PETROCHEM HEALTH, SAFETY TRAINING AT ISSUE

Oct. 21, 1991
The U.S. petrochemical industry has disputed the findings in a John Gray Institute study that criticized safety and health training for direct hire and contractors' workers at plants. The Occupational Safety and Health Administration commissioned the study following a November 1989 Phillips 66 Co. plant explosion near Houston. The report recommended sweeping improvements in safety training (OGJ, Aug. 12, p. 95).

The U.S. petrochemical industry has disputed the findings in a John Gray Institute study that criticized safety and health training for direct hire and contractors' workers at plants.

The Occupational Safety and Health Administration commissioned the study following a November 1989 Phillips 66 Co. plant explosion near Houston. The report recommended sweeping improvements in safety training (OGJ, Aug. 12, p. 95).

Gerard Scannell, OSHA administrator, told a House government operations subcommittee hearing the agency plans to issue a final rule on its process safety management standard early in 1992.

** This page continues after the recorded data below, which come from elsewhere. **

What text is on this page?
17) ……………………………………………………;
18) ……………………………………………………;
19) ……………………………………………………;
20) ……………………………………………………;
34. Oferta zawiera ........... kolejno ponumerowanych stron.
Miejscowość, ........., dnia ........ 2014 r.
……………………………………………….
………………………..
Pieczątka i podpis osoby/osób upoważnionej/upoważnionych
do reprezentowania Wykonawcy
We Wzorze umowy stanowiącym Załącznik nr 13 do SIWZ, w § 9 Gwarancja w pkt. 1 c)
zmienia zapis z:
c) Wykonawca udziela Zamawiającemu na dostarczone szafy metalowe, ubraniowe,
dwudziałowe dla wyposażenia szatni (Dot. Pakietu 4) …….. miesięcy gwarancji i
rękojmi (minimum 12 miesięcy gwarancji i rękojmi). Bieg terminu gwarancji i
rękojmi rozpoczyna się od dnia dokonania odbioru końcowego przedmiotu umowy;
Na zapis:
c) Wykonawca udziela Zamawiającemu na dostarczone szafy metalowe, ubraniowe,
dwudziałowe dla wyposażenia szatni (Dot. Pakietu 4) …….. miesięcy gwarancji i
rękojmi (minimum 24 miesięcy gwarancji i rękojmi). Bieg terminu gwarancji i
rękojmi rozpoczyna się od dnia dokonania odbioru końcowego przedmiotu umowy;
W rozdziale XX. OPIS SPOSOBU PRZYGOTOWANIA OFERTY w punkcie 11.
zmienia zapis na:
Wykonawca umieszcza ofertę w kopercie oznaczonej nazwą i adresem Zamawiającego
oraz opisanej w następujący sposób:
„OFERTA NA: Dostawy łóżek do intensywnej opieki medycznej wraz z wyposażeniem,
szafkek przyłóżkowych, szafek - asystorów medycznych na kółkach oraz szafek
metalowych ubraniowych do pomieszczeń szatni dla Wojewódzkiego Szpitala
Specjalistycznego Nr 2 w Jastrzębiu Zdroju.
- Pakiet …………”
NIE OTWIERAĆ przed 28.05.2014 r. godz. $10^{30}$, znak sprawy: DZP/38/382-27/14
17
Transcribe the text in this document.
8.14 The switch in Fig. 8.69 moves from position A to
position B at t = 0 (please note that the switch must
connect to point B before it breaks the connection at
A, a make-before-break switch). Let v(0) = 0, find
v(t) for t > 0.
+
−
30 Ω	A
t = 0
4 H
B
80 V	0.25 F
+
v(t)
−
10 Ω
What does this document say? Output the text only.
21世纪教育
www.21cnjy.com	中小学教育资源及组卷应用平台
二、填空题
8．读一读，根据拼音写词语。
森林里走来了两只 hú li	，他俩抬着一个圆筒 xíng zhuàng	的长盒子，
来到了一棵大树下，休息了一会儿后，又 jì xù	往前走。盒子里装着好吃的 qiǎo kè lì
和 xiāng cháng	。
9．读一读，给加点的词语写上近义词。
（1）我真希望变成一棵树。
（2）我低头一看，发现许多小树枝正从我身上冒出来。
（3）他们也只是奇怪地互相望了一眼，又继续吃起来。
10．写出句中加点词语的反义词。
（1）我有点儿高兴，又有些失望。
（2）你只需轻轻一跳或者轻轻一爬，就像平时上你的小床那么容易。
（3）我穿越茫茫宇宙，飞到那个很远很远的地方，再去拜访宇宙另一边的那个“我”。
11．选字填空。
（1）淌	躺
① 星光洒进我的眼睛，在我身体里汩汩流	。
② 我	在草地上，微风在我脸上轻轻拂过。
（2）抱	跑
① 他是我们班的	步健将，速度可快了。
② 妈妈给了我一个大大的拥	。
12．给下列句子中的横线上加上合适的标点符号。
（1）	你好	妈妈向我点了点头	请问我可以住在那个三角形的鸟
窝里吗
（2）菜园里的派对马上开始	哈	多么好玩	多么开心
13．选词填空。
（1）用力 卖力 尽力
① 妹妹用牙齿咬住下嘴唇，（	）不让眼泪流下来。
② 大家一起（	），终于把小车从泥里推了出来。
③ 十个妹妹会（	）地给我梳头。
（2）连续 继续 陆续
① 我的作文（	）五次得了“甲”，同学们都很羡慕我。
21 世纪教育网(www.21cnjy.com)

He said OSHA has increased petrochemical industry enforcement, investigating six plants and opening an off ice in the Houston area. And before the end of the year, OSHA will propose a rule requiring plant-wide recordkeeping.

Scannell said, "The injury and illness rates for the petrochemical industry have traditionally been lower than the general industry average.

"One possible reason for this is that petrochemical employers keep records only for their direct hire employees, while statistics for contract employees are kept by each contracting firm. This has resulted in an inaccurate measure of the severity and frequency of injuries and illnesses in individual plants and in the industry."

LABOR'S VIEW

Robert Wages, president of the Oil, Chemical and Atomic Workers International Union, charged the petrochemical industry obstructed the study so much it is "an absolute miracle" that this report was able to reach the conclusions it did.

Wages said, "Contracting is far more prevalent than the Gray report lets on. The most serious shortcoming of the study is its failure to come right out and say that the contract work system is inherently inferior when it comes to safety. It goes all around this point without nailing it ... They were right that labor relations are lousy and that they are an obstacle to the resolution of the contractor safety issue."

INDUSTRY'S RESPONSE

The Chemical Manufacturers Association complained about the methodology and analysis in the report.

"For example," CMA said, "the study failed to establish-despite assertions to the contrary-any link between the use of contractors and major process accidents or show any direct relationship between the use of contractors and process safety performance. Yet, in no small way, the report makes a number of recommendations for solving problems it did not substantiate."

CMA said two Gray Institute conclusions are untrue: that the use of contract workers has grown significantly and that the direct hire workforce has declined.

"We strongly disagree with the notion that plant employees and contract workers must receive identical or uniform safety and skills training, regardless of the jobs they perform."

Eugene McBrayer, Exxon Chemical Co. president, said, "We have analyzed our incident data and find no linkage between the use of contractors and the cause of incidents. In addition, Exxon Chemical data show no increasing trend in the use of contractors relative to direct hires the past 15 years."

Brown & Root Industrial Services Inc. Pres. Lawrence Pope, claiming the study failed to link accidents with increasing use of contract employees, said, "Despite these limitations, the authors proposed numerous sweeping reforms on the apparent premise that contract employers, as a class, are incapable of providing adequate safety training to their employees. To paint all contractors with such a broad brush is unjustified."